Ik heb ook gelezen en begrepen dat men ondertussen zeer intensief diverse aspecten verder in kaart heeft gebracht en nog een aantal dingen gedetailleerder wil onderzoeken. Leden hebben er ook al op gewezen: vandaag is het zo dat elke instelling al heel wat autonomie heeft om het academiejaar in te vullen, uiteraard binnen een aantal krijtlijnen die door het decreet worden getrokken. In het decreet staat dat het jaar sowieso start tussen 1 september en 1 oktober. Je hebt daar dus een variëteit bij het kiezen wanneer je start. Er staat ook in het decreet dat elke student binnen één academiejaar recht heeft op twee examenkansen. Als u mij vraagt of het goed is dat dat een potpourri wordt, dan zeg ik: liever niet. Ik vind het sowieso nog altijd raadzaam dat universiteiten en hogescholen tot een afgestemde aanpak komen. Dat is in het belang van een vlotte heroriëntering van de studenten over verschillende opleidingen en instellingen.
Uiteraard is het ook van belang dat de instellingen hun eigen accenten kunnen leggen, en hun kalender ook kunnen laten sporen met hun onderwijsvisie. Er kan zeker ruimte zijn voor verschillende onderwijsvormen en evaluatiesystemen. Ik denk bijvoorbeeld aan werkplekleren, stages, permanente vorming, permanente evaluatie, ‘blended learning’. Dat kan dus wel een plaats krijgen, ook afhankelijk van de studierichting. Dat belet echter niet dat wat mij betreft over de globale indeling instellingen het best wel goede afspraken maken, zoals dat vandaag ook het geval is. Het is niet identiek, maar wel vergelijkbaar.
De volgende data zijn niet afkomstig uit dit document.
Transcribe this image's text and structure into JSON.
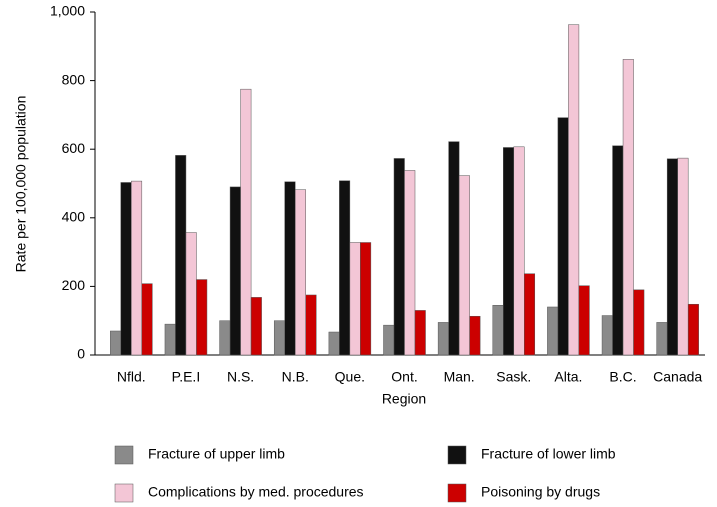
{
  "chart_data": {
    "type": "bar",
    "x_label": "Region",
    "y_label": "Rate per 100,000 population",
    "categories": [
      "Nfld.",
      "P.E.I",
      "N.S.",
      "N.B.",
      "Que.",
      "Ont.",
      "Man.",
      "Sask.",
      "Alta.",
      "B.C.",
      "Canada"
    ],
    "series": [
      {
        "name": "Fracture of upper limb",
        "color": "#8a8a8a",
        "values": [
          70,
          90,
          100,
          100,
          67,
          87,
          95,
          145,
          140,
          115,
          95
        ]
      },
      {
        "name": "Fracture of lower limb",
        "color": "#111111",
        "values": [
          503,
          582,
          490,
          505,
          508,
          573,
          622,
          605,
          692,
          610,
          572
        ]
      },
      {
        "name": "Complications by med. procedures",
        "color": "#f3c6d6",
        "values": [
          507,
          357,
          775,
          482,
          328,
          538,
          523,
          607,
          963,
          862,
          574
        ]
      },
      {
        "name": "Poisoning by drugs",
        "color": "#cc0000",
        "values": [
          208,
          220,
          168,
          175,
          328,
          130,
          113,
          237,
          202,
          190,
          148
        ]
      }
    ],
    "ylim": [
      0,
      1000
    ],
    "yticks": [
      0,
      200,
      400,
      600,
      800,
      {
        "value": 1000,
        "label": "1,000"
      }
    ],
    "legend": "bottom"
  }
}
Ik heb wel gevraagd aan mijn mensen om eens te bekijken wat er vandaag eigenlijk al aan diversiteit is. Je ziet dan dat UHasselt er een beetje uit springt. Aan de UHasselt start men in sommige opleidingen al in de tweede week van september. Dit academiejaar was dat op 11 september. Aan de Universiteit Gent is het traditioneel pas op het einde van de maand, maar aan de faculteit geneeskunde heeft men daar vroeger introductiedagen. Er zijn nog een aantal voorbeelden, ook qua aanpak en indeling tijdens het jaar. Opnieuw aan de UHasselt heeft men kwartielen, kortere periodes van twee maanden telkens afgesloten met examens. Men werkt daar dus eigenlijk op een andere manier, en dat lukt toch.
Ik blijf uiteraard achter mijn pleidooi staan dat de universiteiten en hogescholen hun plannen gezamenlijk moeten bekijken. Ik ben bijzonder blij dat ze op 14 februari ook daadwerkelijk met elkaar overleg hebben gehad. Wat ik ook vooral van belang vind, is dat de studenten ter zake volop worden gerespecteerd. Ik heb begrepen dat op de vergadering op 14 februari de studenten ook aanwezig waren. Dat is op zich een goede zaak.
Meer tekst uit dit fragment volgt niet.